THE WAITING IS THE HARDEST PART: Waiting on a Dream, Springsteen’s Keynote Line
The Waiting Is The Hardest Part:
Waiting On A Dream: Springsteen Keynote Line
The grackles get up early in Texas. They’re cawing and singing before the sky’s even thought of turning faded black, let alone gray. It doesn’t matter that you’ve been writing til 2-something, they scratch at your unconsciousness ‘til bleary-eyed, you rise.
What else can you do? Though with the first come, first served policy for SXSW’s Keynote address, rise and shower and head out into the… well… light.
The highway is most definitely not filled with broken heroes, just those early risers and working stuffs who begin their days at daybreak. I am not one of them; at least not the up’n’dressed’n’on-the-road kind.
But I am. E Street Radio playing… “Drive All Night” making me smile, sung with the intense heart generated by a low, but enduring pilot light…. a man confessing “I would drive all night/ just to buy you some shoes – and taste your tender charms.”
Now there’s a profession of faith that just about every woman can get behind.
And the people are all here… Cued up with paper cups of coffee, folding chairs, bleary eyes. They’re telling tales of Springsteen sightings yesterday, tours they followed, ways Springsteen’s music changed their life…
They are the faithful. This is the soundtrack to who they are, how they got byThe River tour, the activism and food banks. The ghosts of Danny Federici and Clarence Clemmons, as well as Tom Joad. Being at Giant Stadium and hearing “Wrecking Ball,” knowing how powerfully literal it was.
One of the Volunteers mentions Platinum passes – which cost upwards of 1,000 dollars – will get precedence on entry. Surely, not! Surely someone as committed to the people who grew up believing in the songs, believing in Americans who work with their hands, the sweat of their brow and the strength of their backs.

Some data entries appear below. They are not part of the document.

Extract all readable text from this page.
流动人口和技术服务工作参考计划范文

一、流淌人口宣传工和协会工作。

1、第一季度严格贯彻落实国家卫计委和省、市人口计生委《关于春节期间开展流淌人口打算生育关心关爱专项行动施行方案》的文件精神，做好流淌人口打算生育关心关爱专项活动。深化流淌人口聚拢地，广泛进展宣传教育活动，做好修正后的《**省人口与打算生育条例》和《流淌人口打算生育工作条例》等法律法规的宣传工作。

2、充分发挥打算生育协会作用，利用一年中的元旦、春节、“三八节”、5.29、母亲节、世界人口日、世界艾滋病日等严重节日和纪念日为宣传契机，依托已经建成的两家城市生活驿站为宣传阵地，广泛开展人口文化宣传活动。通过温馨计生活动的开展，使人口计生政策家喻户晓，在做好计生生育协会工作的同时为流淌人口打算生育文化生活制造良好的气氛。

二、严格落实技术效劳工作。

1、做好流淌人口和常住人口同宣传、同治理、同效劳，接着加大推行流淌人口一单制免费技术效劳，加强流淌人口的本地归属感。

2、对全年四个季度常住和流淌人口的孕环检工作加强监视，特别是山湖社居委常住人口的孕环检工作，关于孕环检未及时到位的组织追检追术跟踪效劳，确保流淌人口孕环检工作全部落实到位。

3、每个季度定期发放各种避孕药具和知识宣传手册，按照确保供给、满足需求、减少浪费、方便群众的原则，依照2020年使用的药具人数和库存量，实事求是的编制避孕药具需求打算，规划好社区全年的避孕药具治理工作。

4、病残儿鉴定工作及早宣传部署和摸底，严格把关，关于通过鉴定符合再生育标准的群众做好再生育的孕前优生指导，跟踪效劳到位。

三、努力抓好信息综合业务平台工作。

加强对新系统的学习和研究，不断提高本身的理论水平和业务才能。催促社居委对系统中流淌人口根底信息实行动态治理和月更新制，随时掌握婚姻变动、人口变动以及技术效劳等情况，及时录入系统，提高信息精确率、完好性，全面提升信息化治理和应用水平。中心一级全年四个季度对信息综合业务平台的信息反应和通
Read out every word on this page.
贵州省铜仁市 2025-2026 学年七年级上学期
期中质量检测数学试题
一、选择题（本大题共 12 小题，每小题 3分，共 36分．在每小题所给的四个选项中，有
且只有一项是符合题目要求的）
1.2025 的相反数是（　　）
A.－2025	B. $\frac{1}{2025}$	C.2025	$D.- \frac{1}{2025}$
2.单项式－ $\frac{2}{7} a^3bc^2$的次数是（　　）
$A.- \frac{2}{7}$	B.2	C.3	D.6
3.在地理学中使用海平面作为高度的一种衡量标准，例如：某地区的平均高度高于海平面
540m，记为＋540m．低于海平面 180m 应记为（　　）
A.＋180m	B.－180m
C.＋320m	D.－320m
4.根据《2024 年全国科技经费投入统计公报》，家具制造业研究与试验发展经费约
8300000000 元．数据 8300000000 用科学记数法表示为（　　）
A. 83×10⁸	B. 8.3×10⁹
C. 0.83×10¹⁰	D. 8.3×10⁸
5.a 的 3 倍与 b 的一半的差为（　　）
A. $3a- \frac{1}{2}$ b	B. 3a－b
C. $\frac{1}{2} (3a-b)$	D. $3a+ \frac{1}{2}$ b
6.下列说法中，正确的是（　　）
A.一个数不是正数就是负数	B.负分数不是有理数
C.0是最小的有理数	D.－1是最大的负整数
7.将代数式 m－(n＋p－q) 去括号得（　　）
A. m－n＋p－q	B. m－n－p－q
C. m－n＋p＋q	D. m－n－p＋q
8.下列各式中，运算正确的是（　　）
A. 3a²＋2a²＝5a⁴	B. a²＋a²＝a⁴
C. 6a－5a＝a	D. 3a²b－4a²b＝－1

After all, the faithful have come to hear the state of the nation as the one superstar who still sees them sees that. What does it mean to be post-Blue Collar? How do you cope with the ghosts of how many Middle Eastern wars? Viet Nam? 9/11? How do you make peace with the jobs being sent overseas, not to be replaced for those American faithful?
Springsteen must know. He always has. There is no sanity from the politicians – seemingly on either side. Surely there’s more to it than praying.
I have a friend who’s a major newspaper guy, editor at The Dallas Morning News, Louisville Courier Journal, Ft Lauderdale Sun Sentinel, The Tennessean, a New York Times-owned daily who spent his furlough weeks as a fry cook to do the job he was so good at. Thinking he saw the future coming, he jumped to a .com, which on paper seemed like a sure thing. It went bust. Now there aren’t jobs for a man like him.
What did he do wrong? How can you have that kind of resume and not be able to find meaningful work? Where do you go? How do you find a reason to believe in the dream?
Not that it’s that cause/effect here in this cue. But the rumble moves down the line…
The man next to me looks both ways, tells his companion he’s going to check it out. He patrols the perimeter, looks for other lines, other entrances. He comes back and announces, “There’s nothing else. This is the line…”
The tension eases. Springsteen remains faithful. All is not right in the world, but the Boss can still be counted on.
Only two hours until the Celebration of Woody Guthrie begins. That is the Keynote’s opening act… fitting… thought-provoking… perfect.
Only 90 minutes, perhaps, until admission to the hallowed Ballroom D.
Waiting on a dream… or hope… or something to believe in, indeed.